For some it’s a very lonely time in their lives,” says Rouruina Emil’e-Brown, CE of CIDANZ. “There are treasures within their lives that we want to learn from and to preserve, like our language and the 13 different dialects we have in our small nation alone. Most of these dialects have been taught through songs, dances and legends. Through the simple act of transcribing their thoughts in their dialect in a journal, they’re taking a step towards preserving those dialects.”

When they’re not sharing from their journals or singing traditional hymns, they’re taking part in workshops with positive social enterprise outcomes. One of those workshops was upcycling pillowcases donated by the University of Auckland’s Student Accommodation team. The members were able to screen print traditional Cook Islands motifs onto pillow cases that were then packaged and sold in the Kia Orana cooperative community store. The store is stocked by locals and because of this, the store’s policy is to ensure that profits go back into the community. In this case, profits went back to the club where they were used to support the groups next outing – a trip to the pictures.

In all the years that club members had lived in New Zealand, 70 percent of them had never been to the cinema before: “I remember taking my children to the Civic in the city to watch the Sound of Music when it first screened. That was a long time ago! They didn’t have the fancy seats like they do now, and ice cream inside the movies wasn’t done. The other Mamas had never been to the pictures and at first, they were worried about it, but were then amazed at how easy it was to get from the carpark, up the stairs to the picture room where they were served their popcorn, ice cream, and drink. Then after the movie we were picked up, taken back to CIDANZ where we had fish and chips for lunch,” says Nana.

Mama Kura Rasmussen also recalls having a wonderful time: “It was my first time going to the movies! It made me feel young again, like I was going on a school trip with my friends.” Mama Rasmussen also comments: “I look forward to my Tuesday’s. I like coming to the shed, to sing and be around others.”

Nana’s work also extends to the Cook Islands Taokotai’anga Vainetini Collective NZ (CITVNZ) which has seen the small group grow from four members, to 56+. A vainetini is a group of skilled women who come together to share their creative skills in making traditional Cook Islands crafts. Aged between 40-80+ years, they spend their time working on crafts such as quilts, cushion covers, pillowcase covers, flower crowns, woven hats and many more.
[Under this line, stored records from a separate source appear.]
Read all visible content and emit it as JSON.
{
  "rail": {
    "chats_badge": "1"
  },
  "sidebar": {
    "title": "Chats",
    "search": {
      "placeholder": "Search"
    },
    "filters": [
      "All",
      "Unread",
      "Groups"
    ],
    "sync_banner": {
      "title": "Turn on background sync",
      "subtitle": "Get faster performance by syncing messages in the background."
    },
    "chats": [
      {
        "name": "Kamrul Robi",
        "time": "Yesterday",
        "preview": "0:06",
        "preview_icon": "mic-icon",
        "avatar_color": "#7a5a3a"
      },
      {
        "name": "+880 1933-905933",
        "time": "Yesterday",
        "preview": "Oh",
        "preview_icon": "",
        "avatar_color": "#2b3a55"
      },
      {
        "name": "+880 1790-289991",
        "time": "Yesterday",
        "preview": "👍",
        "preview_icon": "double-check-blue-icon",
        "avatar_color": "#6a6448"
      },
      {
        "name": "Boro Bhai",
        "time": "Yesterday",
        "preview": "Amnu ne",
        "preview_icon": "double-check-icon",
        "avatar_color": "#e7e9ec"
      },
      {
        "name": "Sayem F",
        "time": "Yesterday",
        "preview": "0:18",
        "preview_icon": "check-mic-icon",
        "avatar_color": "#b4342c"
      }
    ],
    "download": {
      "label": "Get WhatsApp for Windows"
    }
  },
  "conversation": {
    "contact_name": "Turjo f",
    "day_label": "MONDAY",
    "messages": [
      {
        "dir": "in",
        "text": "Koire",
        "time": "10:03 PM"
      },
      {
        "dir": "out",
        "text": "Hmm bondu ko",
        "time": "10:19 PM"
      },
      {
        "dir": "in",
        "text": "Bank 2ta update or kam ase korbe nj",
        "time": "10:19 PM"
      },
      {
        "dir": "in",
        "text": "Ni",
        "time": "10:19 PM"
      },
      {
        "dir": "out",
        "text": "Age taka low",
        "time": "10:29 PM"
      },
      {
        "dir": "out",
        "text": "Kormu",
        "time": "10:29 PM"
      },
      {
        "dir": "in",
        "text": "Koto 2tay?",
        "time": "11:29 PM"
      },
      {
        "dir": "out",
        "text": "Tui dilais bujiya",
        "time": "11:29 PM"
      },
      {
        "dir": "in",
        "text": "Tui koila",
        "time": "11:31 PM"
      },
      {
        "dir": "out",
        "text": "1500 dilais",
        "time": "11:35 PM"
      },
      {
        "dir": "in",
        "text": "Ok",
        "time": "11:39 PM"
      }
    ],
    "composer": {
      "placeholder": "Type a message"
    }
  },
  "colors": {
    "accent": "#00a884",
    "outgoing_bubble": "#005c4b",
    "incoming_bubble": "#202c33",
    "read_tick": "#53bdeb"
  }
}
“The group has gained a lot of attention from the media for the work that we have done with the Takanini Sikh community, and most recently our work to become a craft supplier for the Wellington Te Papa Museum. Like the Pa Metua Club, the vainetini first started in the one COMMUNITY S.H.E.D with myself, and three other Mamas. There are many vainetini groups across New Zealand who do the same thing, but none as big as ours or more focused on social enterprise. We enjoy what we do but being able to provide for our families through what we enjoy doing is a big achievement for our collective.”

Both the Pa Metua Club and CITVNZ’s aim is to bring together our community to be part of something that not only makes a difference to its current members and wider community, but also recognizes that what they share, learn and preserve will have lasting effects on our future generations.

With all the good that she is currently doing for our people, Nana parts with one cheeky comment, “I need to do a lot more work.”